There are hundreds of thousands of fonts out there in the world. If your prospective designer is limiting themselves to system fonts such as Arial, Times New Roman or, heaven forbid, Comic Sans, then it’s a fair assumption that, while they may be a great artist, they don’t have a very good grasp of titling and layout. Titling is an art from in and of itself and knowing what font to use, how large or small to make it, where to place it for the best effect are all things that must be mastered or learned over time. A good designer will know how to do this to add value to your cover. Bad titling over good artwork will destroy your cover.

Font choice should convey genre or, at the very least, not mislead the reader into assuming a different genre. For example, you wouldn’t expect a cover with military style stencil font to be a gothic romance and, conversely, you wouldn’t expect a military thriller to have flowery script.

Does it draw the eye?

Focus: We talked a little above about how the right kind of focus will draw the reader’s attention where you want it. A good designer will use this to their advantage making sure the clearest point on the cover is the point you want the reader to pay attention to without overdoing it on the out of focus areas.

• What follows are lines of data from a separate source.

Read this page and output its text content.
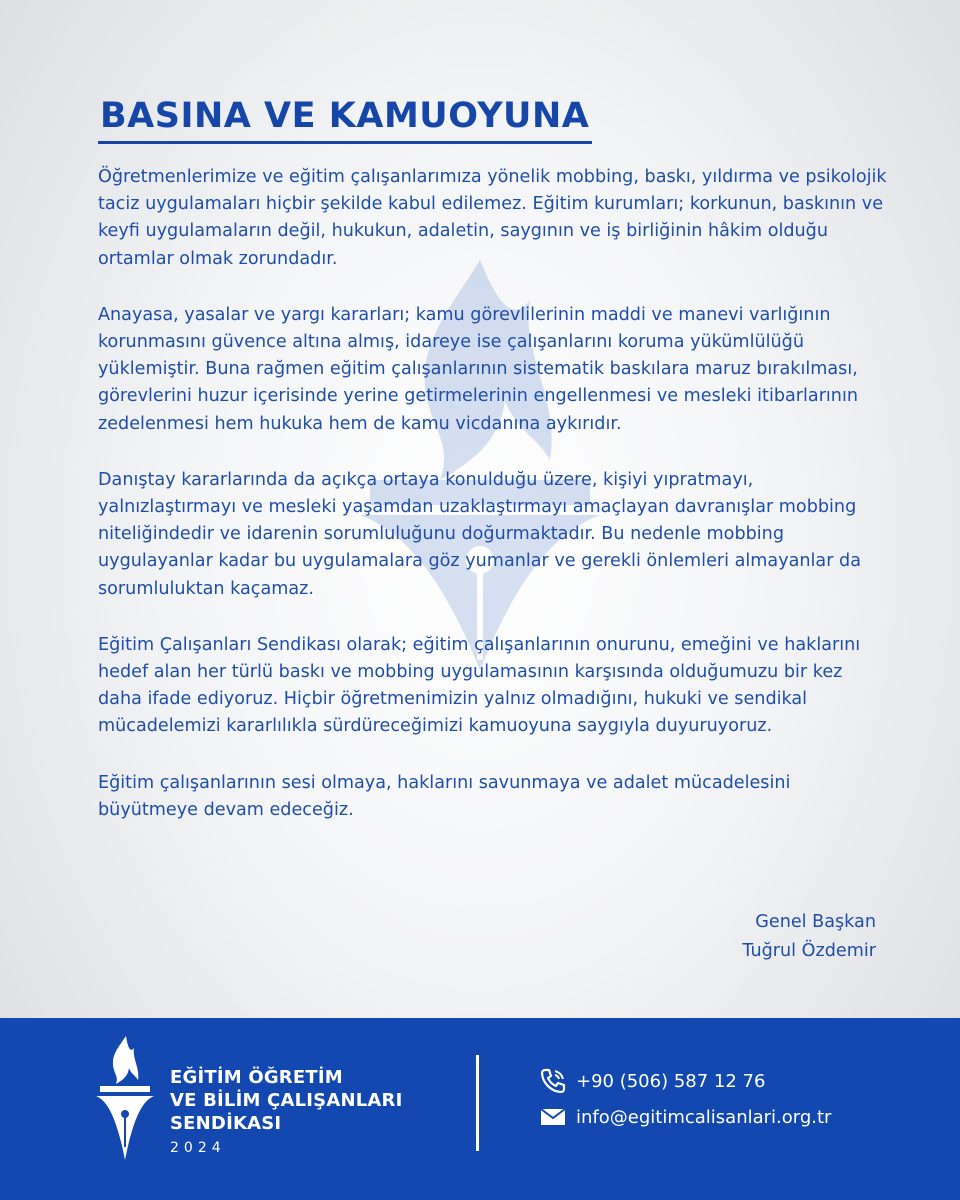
BASINA VE KAMUOYUNA

Öğretmenlerimize ve eğitim çalışanlarımıza yönelik mobbing, baskı, yıldırma ve psikolojik taciz uygulamaları hiçbir şekilde kabul edilemez. Eğitim kurumları; korkunun, baskının ve keyfi uygulamaların değil, hukukun, adaletin, saygının ve iş birliğinin hâkim olduğu ortamlar olmak zorundadır.

Anayasa, yasalar ve yargı kararları; kamu görevlilerinin maddi ve manevi varlığının korunmasını güvence altına almış, idareye ise çalışanlarını koruma yükümlülüğü yüklemiştir. Buna rağmen eğitim çalışanlarının sistematik baskılara maruz bırakılması, görevlerini huzur içerisinde yerine getirmelerinin engellenmesi ve mesleki itibarlarının zedelenmesi hem hukuka hem de kamu vicdanına aykırıdır.

Danıştay kararlarında da açıkça ortaya konulduğu üzere, kişiyi yıpratmayı, yalnızlaştırmayı ve mesleki yaşamdan uzaklaştırmayı amaçlayan davranışlar mobbing niteliğindedir ve idarenin sorumluluğunu doğurmaktadır. Bu nedenle mobbing uygulayanlar kadar bu uygulamalara göz yumanlar ve gerekli önlemleri almayanlar da sorumluluktan kaçamaz.

Eğitim Çalışanları Sendikası olarak; eğitim çalışanlarının onurunu, emeğini ve haklarını hedef alan her türlü baskı ve mobbing uygulamasının karşısında olduğumuzu bir kez daha ifade ediyoruz. Hiçbir öğretmenimizin yalnız olmadığını, hukuki ve sendikal mücadelemizi kararlılıkla sürdüreceğimizi kamuoyuna saygıyla duyuruyoruz.

Eğitim çalışanlarının sesi olmaya, haklarını savunmaya ve adalet mücadelesini büyütmeye devam edeceğiz.

Genel Başkan
Tuğrul Özdemir
EĞİTİM ÖĞRETİM
VE BİLİM ÇALIŞANLARI
SENDİKASI
2024
+90 (506) 587 12 76
info@egitimcalisanlari.org.tr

Color: Color is another great way to capture attention. There are certain color combinations that work well together and are pleasing to the eye. If the cover is designed with color pop in mind the designer will use one bright color while keeping the rest of the colors muted and subtle, thereby drawing the eye to the spot with the most vibrant color.

Contrast: High contrast areas in the cover will naturally pull the eye. Black and white covers using high contrast, when done well can be classy and stunning. Selective color, or the use of one single color used in an otherwise black and white image (think Sin City) is also a great way to combine color with contrast. The reader’s eye will naturally be drawn to the color on the cover and a great designer will know how to use this method to really get the cover to jump right off the screen.

Does it evoke an emotional response?

Ultimately you want your cover to have that “wow” factor. You want readers to see the cover and be so taken in by it they want to buy your book, or at the very least read your killer description. The cover is your first and only chance to really hook the reader, therefore it needs to evoke an emotional response. Symbolism on your cover is good if it’s done extremely well, symbolism is something you need to have read the book to understand something of deeper meaning. You want your reader to see the cover and want to read the book, not need to read the book to just simply understand the cover.

Triggering the right emotion means drawing the reader in, making them feel, making them wonder enough to read your description or blurb. It means pulling them into your world. For this purpose it’s always best to keep things simple. You might think the best scene in your book is what you want on your cover but do you really want to give away the plot or even the ending by putting it on the front of your book? Keeping it simple means choosing one character to display not five, keeping them a little vague. Set the time and location on your cover but avoid full scenes that make it cluttered and busy. You don’t want to overwhelm your potential readers or confuse them because if those are the emotions evoked by your cover just imagine what their impression of your book is going to be.

The right designer will be able to take a cover from the realm of “so-so” to stunning so make sure you choose the right one. Do your research and shop around making sure that you choose the right designer for you.